The suppression or dismissal of evidence in a criminal case is an important tool because it weakens the prosecutions ability to convince a jury at trial that the defendant is guilty. This brings us to the next stage in the process – negotiating.
In almost every criminal case in North Dakota there are plea negotiations between the prosecution and the defense. Effective plea negotiating often starts with the client and what they are hoping happens with the case. Many times the client does not want a felony conviction on their record so we will negotiate the charges down to a misdemeanor level or seek a deferred judgement – which results in the charges being ultimately dismissed subject to certain conditions. Other times clients want to avoid jail time. We may then propose that the client perform community service or some other form of service. Regardless of the negotiation it is always the client’s decision whether to settle the case or to proceed to trial in the case.
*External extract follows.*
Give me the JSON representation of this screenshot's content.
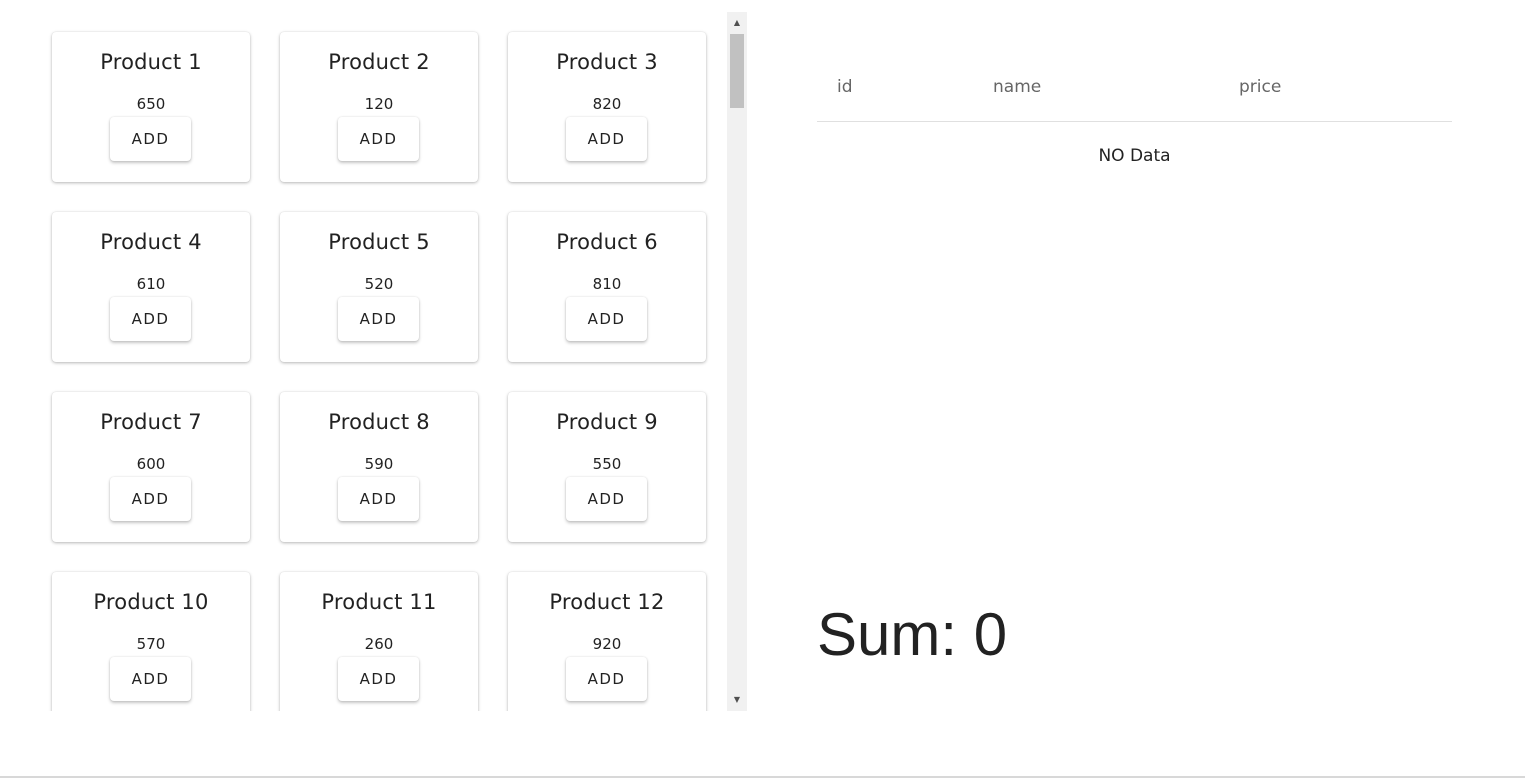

In North Dakota every person charged with a crime has the right to take their case to a jury trial. Our attorneys are very experienced in trying cases to juries. See our CASE RESULTS section of our website to see some of our impressive victories. At trial, the State’s Attorney has to prove to the jury beyond a reasonable doubt that you are guilty of the offense you have been accused of. We take a proactive approach and establish our side of the story instead of sitting back and reacting to the prosecutions allegations. This is the Sand Law difference.